Introduction
For air combat sim pilots, at first glance there really shouldn’t be much in common between their preferred flight sim and Steel Beasts Professional (Personal Edition) or “PE” for short. There’s no intimate maneuvers to master in an armored vehicle… no High Yo-Yo or Immelman to counter an opponents’ moves. The maximum range of a tank’s cannon is just about the distance of the close-in aerial ‘knife fight’ today; the notion of a main air combat weapon with a range of 3,000 meters would be quaint today in the era of 100km-range air to air missiles. While today’s airborne radars can find and track dozens of targets at once, the best today’s tank commander and gunner can hope for is a clear visual sighting on an enemy tank in the distance, and the Mk1, Mod0 human eyeball. Tanks move at maximum speeds that would cause virtually any aircraft from the last 50 years to drop out of the sky for lack of airflow over the wings. And with the exception of specialized aircraft like the A-10, the notion of armoring an aircraft is foreign… the skins of most modern aircraft can be punctured by any number of basic hand tools.
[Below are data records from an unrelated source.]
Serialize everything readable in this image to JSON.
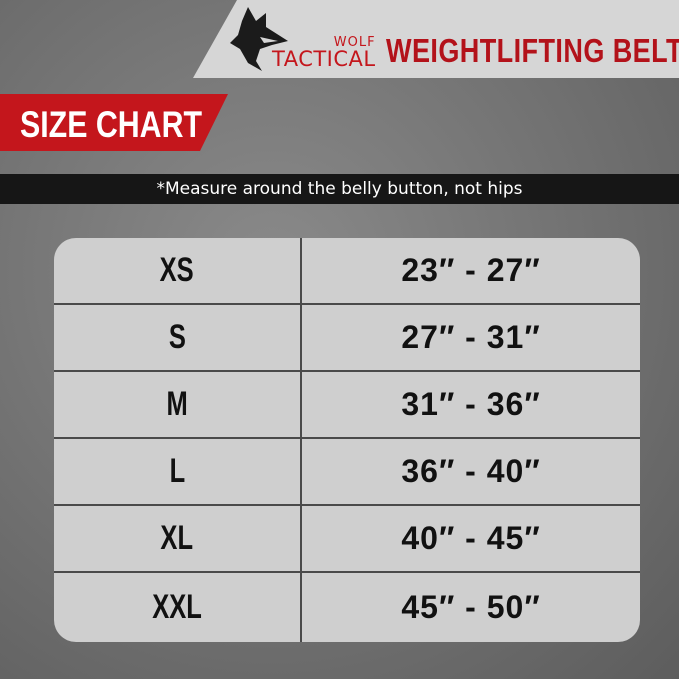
{
  "header": {
    "brand_top": "WOLF",
    "brand_bottom": "TACTICAL",
    "product_title": "WEIGHTLIFTING BELT"
  },
  "banner": {
    "title": "SIZE CHART"
  },
  "note": "*Measure around the belly button, not hips",
  "colors": {
    "accent": "#c4161c",
    "table_bg": "#cfcfcf",
    "note_bar": "#161616"
  },
  "rows": [
    {
      "size": "XS",
      "range": "23″  -  27″"
    },
    {
      "size": "S",
      "range": "27″  -  31″"
    },
    {
      "size": "M",
      "range": "31″  -  36″"
    },
    {
      "size": "L",
      "range": "36″  -  40″"
    },
    {
      "size": "XL",
      "range": "40″  -  45″"
    },
    {
      "size": "XXL",
      "range": "45″  -  50″"
    }
  ]
}
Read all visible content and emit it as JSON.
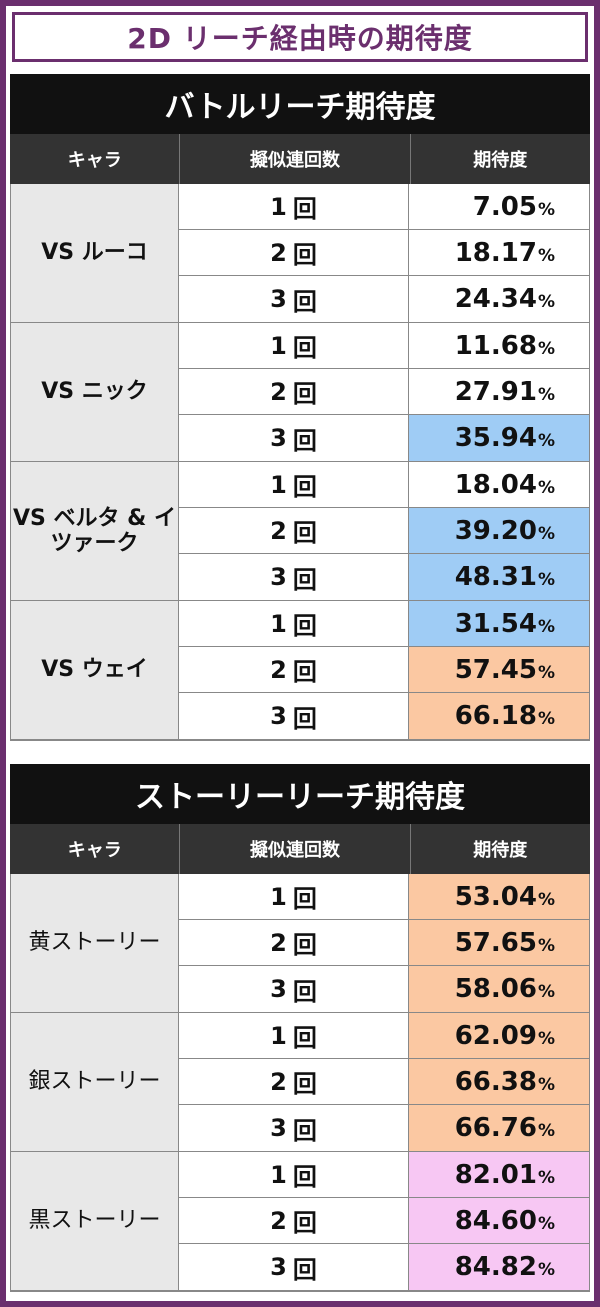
{
  "page_title": "2D リーチ経由時の期待度",
  "headers": {
    "chara": "キャラ",
    "count": "擬似連回数",
    "rate": "期待度"
  },
  "colors": {
    "frame": "#6b2f6e",
    "blue": "#9fccf5",
    "orange": "#fbc8a2",
    "pink": "#f7c7f3",
    "white": "#ffffff",
    "label_bg": "#e8e8e8"
  },
  "sections": [
    {
      "title": "バトルリーチ期待度",
      "groups": [
        {
          "name": "VS ルーコ",
          "rows": [
            {
              "count": "1",
              "unit": "回",
              "value": "7.05",
              "pct": "%",
              "color": "#ffffff"
            },
            {
              "count": "2",
              "unit": "回",
              "value": "18.17",
              "pct": "%",
              "color": "#ffffff"
            },
            {
              "count": "3",
              "unit": "回",
              "value": "24.34",
              "pct": "%",
              "color": "#ffffff"
            }
          ]
        },
        {
          "name": "VS ニック",
          "rows": [
            {
              "count": "1",
              "unit": "回",
              "value": "11.68",
              "pct": "%",
              "color": "#ffffff"
            },
            {
              "count": "2",
              "unit": "回",
              "value": "27.91",
              "pct": "%",
              "color": "#ffffff"
            },
            {
              "count": "3",
              "unit": "回",
              "value": "35.94",
              "pct": "%",
              "color": "#9fccf5"
            }
          ]
        },
        {
          "name": "VS ベルタ & イツァーク",
          "rows": [
            {
              "count": "1",
              "unit": "回",
              "value": "18.04",
              "pct": "%",
              "color": "#ffffff"
            },
            {
              "count": "2",
              "unit": "回",
              "value": "39.20",
              "pct": "%",
              "color": "#9fccf5"
            },
            {
              "count": "3",
              "unit": "回",
              "value": "48.31",
              "pct": "%",
              "color": "#9fccf5"
            }
          ]
        },
        {
          "name": "VS ウェイ",
          "rows": [
            {
              "count": "1",
              "unit": "回",
              "value": "31.54",
              "pct": "%",
              "color": "#9fccf5"
            },
            {
              "count": "2",
              "unit": "回",
              "value": "57.45",
              "pct": "%",
              "color": "#fbc8a2"
            },
            {
              "count": "3",
              "unit": "回",
              "value": "66.18",
              "pct": "%",
              "color": "#fbc8a2"
            }
          ]
        }
      ]
    },
    {
      "title": "ストーリーリーチ期待度",
      "groups": [
        {
          "name": "黄ストーリー",
          "rows": [
            {
              "count": "1",
              "unit": "回",
              "value": "53.04",
              "pct": "%",
              "color": "#fbc8a2"
            },
            {
              "count": "2",
              "unit": "回",
              "value": "57.65",
              "pct": "%",
              "color": "#fbc8a2"
            },
            {
              "count": "3",
              "unit": "回",
              "value": "58.06",
              "pct": "%",
              "color": "#fbc8a2"
            }
          ]
        },
        {
          "name": "銀ストーリー",
          "rows": [
            {
              "count": "1",
              "unit": "回",
              "value": "62.09",
              "pct": "%",
              "color": "#fbc8a2"
            },
            {
              "count": "2",
              "unit": "回",
              "value": "66.38",
              "pct": "%",
              "color": "#fbc8a2"
            },
            {
              "count": "3",
              "unit": "回",
              "value": "66.76",
              "pct": "%",
              "color": "#fbc8a2"
            }
          ]
        },
        {
          "name": "黒ストーリー",
          "rows": [
            {
              "count": "1",
              "unit": "回",
              "value": "82.01",
              "pct": "%",
              "color": "#f7c7f3"
            },
            {
              "count": "2",
              "unit": "回",
              "value": "84.60",
              "pct": "%",
              "color": "#f7c7f3"
            },
            {
              "count": "3",
              "unit": "回",
              "value": "84.82",
              "pct": "%",
              "color": "#f7c7f3"
            }
          ]
        }
      ]
    }
  ]
}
All those differences are true, but there’s also much for flight simmers to enjoy in PE, which is, in my opinion, quite easily the best tank simulator made. Some of that enjoyment can come from employing similar tactics from your favorite flight sim into PE’s world, where they may have great relevance. Once you move past many superficial differences, flight simmers will find much in common with their virtually armored comrades.
To illustrate that point, and teach a little about tactics, let’s combine some lessons in how to survive and succeed in PE with quotes from the classic book, Robert Shaw’s Fighter Combat: Tactics and Maneuvering (Naval Institute Press, 1985) and available here from Amazon. We’ll also pull a little from the US Army’s Field Manual 17-15 “Tank Platoon.” While FM 17-15 has been replaced with FM 3-20.15, there’s an advantage to the former… it’s available online here and is probably even more relevant to SB Pro PE, since it focuses on the older M1A1 as featured in the sim. In fact, it’s a testament to PE’s reality that so much of FM 17-15 is in fact relevant. Lastly, we’ll pull in some information from SimHQ member “Textanker”, a US Army tanker now back from deployment to Iraq.
“In nearly all cases where machines have been downed, it was during a fight which had been very short, and the successful burst of fire had occurred within the space of a minute after the beginning of the actual hostilities.”
Lt. Colonel W.A. “Billy” Bishop
RAF (72 Victories, WWI)
First Shot Wins
If you want to get philosophical about modern tank combat, try some Hobbes: life is nasty, brutish, and short. Unlike your modern winged peers, there’s no RWR in your tank, screaming at you when painted by radar. There’s no jammer on western vehicles, no fancy defensive electronics. You have your vehicle-produced smoke to blind the enemy, and your armor to protect you, along with whatever tactical skills your cranium brings to the fight. That’s it. Your life on the battlefield ends with the molten blast of a HEAT round slicing through your armor, or in a burst of flaming metal as a penetrator round wins the battle between itself and your armor. Nasty, brutish, and short.
In the majority of battles, I’ve found that it’s only in the debrief (PE offers a GREAT debriefing tool, by the way) that I understood exactly the true nature of the fight. Quite often, my vehicles are killed by something I either didn’t see or didn’t prioritize correctly.
Find the enemy, lay your cannon on him, and kill him. Do it using terrain, tactics, and your capabilities before he does the same to you. It’s really that simple. If you are faster than the computer opponent by just a few seconds, you’re actually in a different league than he is; first shot generally wins.